Want Better Project Communication – Make Your Project The Center Of All Things

Projects are rarely simple local events anymore. Teams are global, multi-culture, multi-lingual, and more complex than ever before. The ease of co-located team communications has been lost with the advent of time and distance. Keeping the stakeholders and team members engaged is essential, so project managers have had to find new and state-of-the-art ways to make project communications happen.

Enter the practice of Social Project Management. Social PM mixes the best elements of traditional project management with digital collaboration and communications tools. It provides an agile way to manage project data and information flow in an accessible, transparent, and secure manner.

The way I do this is by making the project, not the data or the communication medium, the center of all things; the project is our ’email hub,’ the ‘inbox,’ the ‘file archive.’ The project portal (aka the digital project center) is where all data and information flows. The project is dynamic and takes on its own vital life as the glue of the team. The benefits are vast. The PM is no longer a roadblock or taskmaster in the center of communications. Status is immediate.

PERSONAL ACCOUNTABILITY: A positive benefit of using social tools is personal accountability. Social communications by its nature makes every team member’s work transparent, and visibility forces accountability (at least on my projects).

THE PROJECT IS THE THING: When the project is the center of everything, everything is organized around the actual work tasks and not the tools used to communicate (email) or store information. This is true projectization. The beauty of working using social tools on a project is that the work assignments are clear to everyone (because they are written), each team member sees what other team members are doing (because the applications are universally visible and available), the team gets out of ’email jail’ (because activity streams are fluid lists), tasks are maintained and supported in a collaborative manner, and, most importantly, working in a social manner allows people to determine the appropriate level of engagement that they need to get their job done.

WHAT I LEARNED FROM CO-LOCATION

Don’t get me wrong, there are many positive things about having your team in the same physical space. When teams are co-located they have a degree of team awareness. Most people don’t realize the amount of constant communication and sharing that goes on in the day to day office environment. When you are face-to-face you have visual cues and other benefits that make a team cohesive. For example, many teams eat lunch together. They spend time whiteboarding, brainstorming and sharing ideas, both good and bad. Many times, they play outside games (bowling, softball) as a team (wearing team t-shirts). Team members know the state of the project they are on because, as a team, they live and breathe it every day, sometimes 7 days a week

As the size of my teams grew and projects became global, multicultural, and more complex, time and distance between the team members hampered team awareness. The co-located dynamic that made us feel like a team was gone. I noticed that communications started to become more and more compartmentalized. People seemed only to pay attention to THEIR tasks and were less concerned with the project as a whole. Information flow became a battle and email overload was common. It was getting harder and harder to get dispersed teams to perform at the same high level of delivery as when they were co-located.

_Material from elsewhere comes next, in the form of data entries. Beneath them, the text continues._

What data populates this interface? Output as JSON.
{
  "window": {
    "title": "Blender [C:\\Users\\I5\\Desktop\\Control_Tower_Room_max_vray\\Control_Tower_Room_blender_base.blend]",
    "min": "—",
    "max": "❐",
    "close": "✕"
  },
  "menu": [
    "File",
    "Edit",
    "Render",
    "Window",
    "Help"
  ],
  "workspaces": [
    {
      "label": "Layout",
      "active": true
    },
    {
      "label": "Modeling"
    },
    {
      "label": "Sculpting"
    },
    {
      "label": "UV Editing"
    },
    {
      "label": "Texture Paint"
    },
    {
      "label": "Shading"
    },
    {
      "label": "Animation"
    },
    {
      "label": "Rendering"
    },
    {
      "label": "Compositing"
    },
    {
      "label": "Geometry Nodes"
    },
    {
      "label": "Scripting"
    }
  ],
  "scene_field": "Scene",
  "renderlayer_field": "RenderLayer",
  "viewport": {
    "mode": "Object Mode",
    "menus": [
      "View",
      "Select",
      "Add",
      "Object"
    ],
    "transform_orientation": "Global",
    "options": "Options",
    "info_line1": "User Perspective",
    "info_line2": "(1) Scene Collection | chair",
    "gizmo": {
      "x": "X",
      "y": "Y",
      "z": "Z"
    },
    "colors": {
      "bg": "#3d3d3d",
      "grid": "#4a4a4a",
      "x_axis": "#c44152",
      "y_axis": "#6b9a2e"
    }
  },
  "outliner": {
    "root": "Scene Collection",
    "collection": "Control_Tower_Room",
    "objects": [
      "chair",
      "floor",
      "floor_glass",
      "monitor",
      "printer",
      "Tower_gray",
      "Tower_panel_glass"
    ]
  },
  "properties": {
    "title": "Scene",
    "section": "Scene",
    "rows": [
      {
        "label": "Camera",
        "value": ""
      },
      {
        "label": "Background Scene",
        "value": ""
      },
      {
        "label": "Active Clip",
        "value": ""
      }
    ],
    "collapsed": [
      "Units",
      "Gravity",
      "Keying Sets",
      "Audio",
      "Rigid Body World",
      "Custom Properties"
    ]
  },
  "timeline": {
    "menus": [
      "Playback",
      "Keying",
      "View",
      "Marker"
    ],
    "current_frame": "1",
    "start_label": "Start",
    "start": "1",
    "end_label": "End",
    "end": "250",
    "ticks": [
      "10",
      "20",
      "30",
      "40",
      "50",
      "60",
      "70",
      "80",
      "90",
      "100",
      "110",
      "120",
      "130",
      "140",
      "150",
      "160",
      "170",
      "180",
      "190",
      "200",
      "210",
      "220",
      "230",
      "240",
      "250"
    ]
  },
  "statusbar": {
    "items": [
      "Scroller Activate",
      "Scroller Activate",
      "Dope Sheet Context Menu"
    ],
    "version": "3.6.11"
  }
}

WELCOME TO SOCIAL LOCATION

In the interim period, when teams were being globalized, before collaborative tools were common, there was a definite period of communication breakdown and a loss of team cohesiveness. This was killing delivery and productivity. Around 2007, with major shifts in technology (Apple shipped the first iPhone, Google launched Android, and IBM develop Watson), many of us started to leverage social media and social collaboration software, mixing the best elements of traditional project management with digital collaboration and communications tools. Some called it ‘Social Project Management,’ others were calling it ‘Project Management 2.0,’ but regardless of a name, by leveraging social tools on projects we kept the team, as well as stakeholders, up-to-date through active information streams and ambient online status updates. “This is what put the ‘social’ in social project management.

It was social networking services, like Twitter, that gave us a different paradigm when it came to information updates on our projects. No longer did we need to receive, open, read, engage, respond, and then archive an email. With small bursts of information (Twitter’s original 140 characters), we kept in touch with precise, to the point, informational snippets, where we learned what was going on in the project in real time from the team players. By reading a stream of information (think Facebook News Feed) my teams are able to know what is going on from the larger distributed team as things are posted.

AMBIENT AWARENESS: One of my goals on every project for the last decade has been to continue to improve ambient awareness for the team. “Ambient Awareness is the idea of being “ambiently aware” of another’s actions, thoughts, and experiences without having to be near them physically.” My teams are constantly ‘in’ the workflow and distributed processes of the project moment by moment. It is our ‘collective present.’ If you harness it, you will be surprised at how data-driven information can elevate your project team to a new level of communications.

Are you connecting with your teams and clients using social media or social collaboration tools? How are you leveraging your ‘collective present?’ What have you found to be the best way to keep distributed teams connected? Let me know. And remember to keep up the good attitude.